I compared “best coaches” lists from The Sporting News, NFL.com, and USA Today, and there’s pretty widespread agreement as to who are the NFL’s best coaches. Combining those sources, I came up with these rankings: top tier (by unanimous acclaim) – Bill Belichick (Patriots) and Pete Carroll (Seahawks); second tier – Bruce Arians (Cardinals) and Mike Tomlin (Steelers); third tier – John Harbaugh (Ravens), Gary Kubiak (Broncos), Mike McCarthy (Packers), Sean Payton (Saints) and Ron Rivera (Panthers).
In the NFC North Division, John Fox (Bears) and Mike Zimmer (Vikings) are ranked just outside of the top nine.
Back to that Seahawks-Saints game. At the moment, both of these teams are shadows of their former greatness.
Carroll still relies on QB Russell Wilson, who can barely run due to two bad ankles – and now he’s got a pectoral injury that affects his throwing. The team no longer has much in the way of running backs either, so how are they going to score?
On Sunday, they made use of a classic trick play. Wilson threw a backward screen to undrafted receiver Tanner McEvoy, a rookie out of Wisconsin, who was over near the left sideline. McEvoy then heaved the ball back across the field to rookie running back C.J. Prosise, who nobody was covering. He ran it to the 2-yard line, a 43-yard gain that led to Seattle’s first offensive score.

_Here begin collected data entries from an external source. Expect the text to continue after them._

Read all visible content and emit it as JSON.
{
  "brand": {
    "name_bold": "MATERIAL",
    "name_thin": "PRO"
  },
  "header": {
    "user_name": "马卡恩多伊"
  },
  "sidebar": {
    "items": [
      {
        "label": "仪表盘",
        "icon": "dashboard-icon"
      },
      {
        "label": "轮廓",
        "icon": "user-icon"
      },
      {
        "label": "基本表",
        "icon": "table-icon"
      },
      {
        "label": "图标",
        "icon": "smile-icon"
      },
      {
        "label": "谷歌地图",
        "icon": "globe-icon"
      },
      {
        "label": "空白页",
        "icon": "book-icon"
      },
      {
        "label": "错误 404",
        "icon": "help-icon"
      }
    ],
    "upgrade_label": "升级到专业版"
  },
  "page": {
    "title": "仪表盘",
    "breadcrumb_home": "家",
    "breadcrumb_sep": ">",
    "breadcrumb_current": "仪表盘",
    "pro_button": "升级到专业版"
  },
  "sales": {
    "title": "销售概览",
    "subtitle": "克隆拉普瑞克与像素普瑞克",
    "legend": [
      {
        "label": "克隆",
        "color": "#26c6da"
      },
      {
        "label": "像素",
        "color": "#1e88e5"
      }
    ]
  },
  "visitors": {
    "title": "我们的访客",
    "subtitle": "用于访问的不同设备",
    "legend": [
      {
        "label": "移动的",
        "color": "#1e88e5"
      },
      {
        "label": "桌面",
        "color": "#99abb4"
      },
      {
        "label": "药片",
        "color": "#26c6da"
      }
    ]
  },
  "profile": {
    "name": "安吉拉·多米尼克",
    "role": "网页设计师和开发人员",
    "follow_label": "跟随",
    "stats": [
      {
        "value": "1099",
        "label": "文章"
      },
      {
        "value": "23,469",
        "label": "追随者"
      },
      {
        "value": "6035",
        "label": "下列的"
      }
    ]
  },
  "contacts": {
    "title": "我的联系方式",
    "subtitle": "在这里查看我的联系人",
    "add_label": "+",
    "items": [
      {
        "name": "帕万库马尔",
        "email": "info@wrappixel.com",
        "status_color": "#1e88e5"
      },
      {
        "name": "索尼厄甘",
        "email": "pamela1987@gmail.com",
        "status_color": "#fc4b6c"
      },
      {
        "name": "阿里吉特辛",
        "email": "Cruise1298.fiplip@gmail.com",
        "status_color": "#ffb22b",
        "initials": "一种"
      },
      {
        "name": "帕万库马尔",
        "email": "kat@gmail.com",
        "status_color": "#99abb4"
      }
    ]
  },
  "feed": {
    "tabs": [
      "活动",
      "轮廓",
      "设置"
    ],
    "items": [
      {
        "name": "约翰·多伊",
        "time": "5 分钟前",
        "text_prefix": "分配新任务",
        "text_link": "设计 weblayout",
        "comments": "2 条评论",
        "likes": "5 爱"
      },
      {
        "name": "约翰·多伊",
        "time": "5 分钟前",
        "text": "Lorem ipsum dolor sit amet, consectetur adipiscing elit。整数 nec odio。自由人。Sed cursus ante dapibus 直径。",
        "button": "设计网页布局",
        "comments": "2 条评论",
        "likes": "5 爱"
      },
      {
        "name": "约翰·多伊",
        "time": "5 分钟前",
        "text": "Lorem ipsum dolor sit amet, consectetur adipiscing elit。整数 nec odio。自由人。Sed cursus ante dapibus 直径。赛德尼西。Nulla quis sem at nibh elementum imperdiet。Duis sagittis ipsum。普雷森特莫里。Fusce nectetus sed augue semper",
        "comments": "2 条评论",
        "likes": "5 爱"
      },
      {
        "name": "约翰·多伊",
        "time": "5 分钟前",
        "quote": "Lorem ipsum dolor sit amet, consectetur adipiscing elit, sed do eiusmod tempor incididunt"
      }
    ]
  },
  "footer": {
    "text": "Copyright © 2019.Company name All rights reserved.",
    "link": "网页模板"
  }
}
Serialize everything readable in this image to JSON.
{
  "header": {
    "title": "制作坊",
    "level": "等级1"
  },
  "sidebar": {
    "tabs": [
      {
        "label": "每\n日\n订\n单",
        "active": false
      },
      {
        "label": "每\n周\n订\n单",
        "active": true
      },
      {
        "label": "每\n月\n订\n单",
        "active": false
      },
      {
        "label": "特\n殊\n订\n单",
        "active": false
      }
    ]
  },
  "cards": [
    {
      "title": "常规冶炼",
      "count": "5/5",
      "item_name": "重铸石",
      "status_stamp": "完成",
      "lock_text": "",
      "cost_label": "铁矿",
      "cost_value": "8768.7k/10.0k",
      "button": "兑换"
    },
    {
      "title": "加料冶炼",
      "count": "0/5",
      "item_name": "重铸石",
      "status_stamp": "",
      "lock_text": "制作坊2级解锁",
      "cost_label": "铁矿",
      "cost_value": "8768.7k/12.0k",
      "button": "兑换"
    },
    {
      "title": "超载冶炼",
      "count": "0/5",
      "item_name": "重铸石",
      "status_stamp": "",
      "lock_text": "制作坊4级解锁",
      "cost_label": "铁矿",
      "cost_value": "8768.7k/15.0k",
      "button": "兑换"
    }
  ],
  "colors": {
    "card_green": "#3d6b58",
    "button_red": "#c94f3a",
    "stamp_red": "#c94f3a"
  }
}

McEvoy and Prosise aren’t even starters, but they made the play look easy because it was so unexpected.
Saints’ coach Sean Payton has an offense built around aging quarterback Drew Brees. On this day, however, the Saints crossed up the Seahawks by running 35 run plays and 35 pass plays. They got their first 100-yard rushing game of the year out of 30-year-old Tim Hightower. After getting 19 carries through six games, Hightower ran the ball 26 times, the Saints controlled the clock, and the fine Seattle defense was gassed by the fourth quarter.
In addition to that surprise, New Orleans got creative in the third quarter. Brees handed off to Hightower, who by then had Seattle’s full attention. Hightower charged toward the line, spun around and lateraled back to Brees, who tossed the ball 28 yards to the wide-open Brandon Coleman. The second-year receiver ran for another 10 yards before Richard Sherman caught up with him. The 38-yard flea-flicker was the Saints’ longest gainer of the game. They won 25-20.
Payton has even extended former Packers’ fullback John Kuhn’s career. On the year, Kuhn has six first downs and three touchdowns in eight runs, and he’s caught six passes, including one for his fourth touchdown with his new team.
You might notice that a Super Bowl appearance all but guarantees a coach to be ranked high on the list for the next five years or so.
It seems to me that Mike McCarthy deserved a decent ranking several years back – but that ticket expired quite a while ago.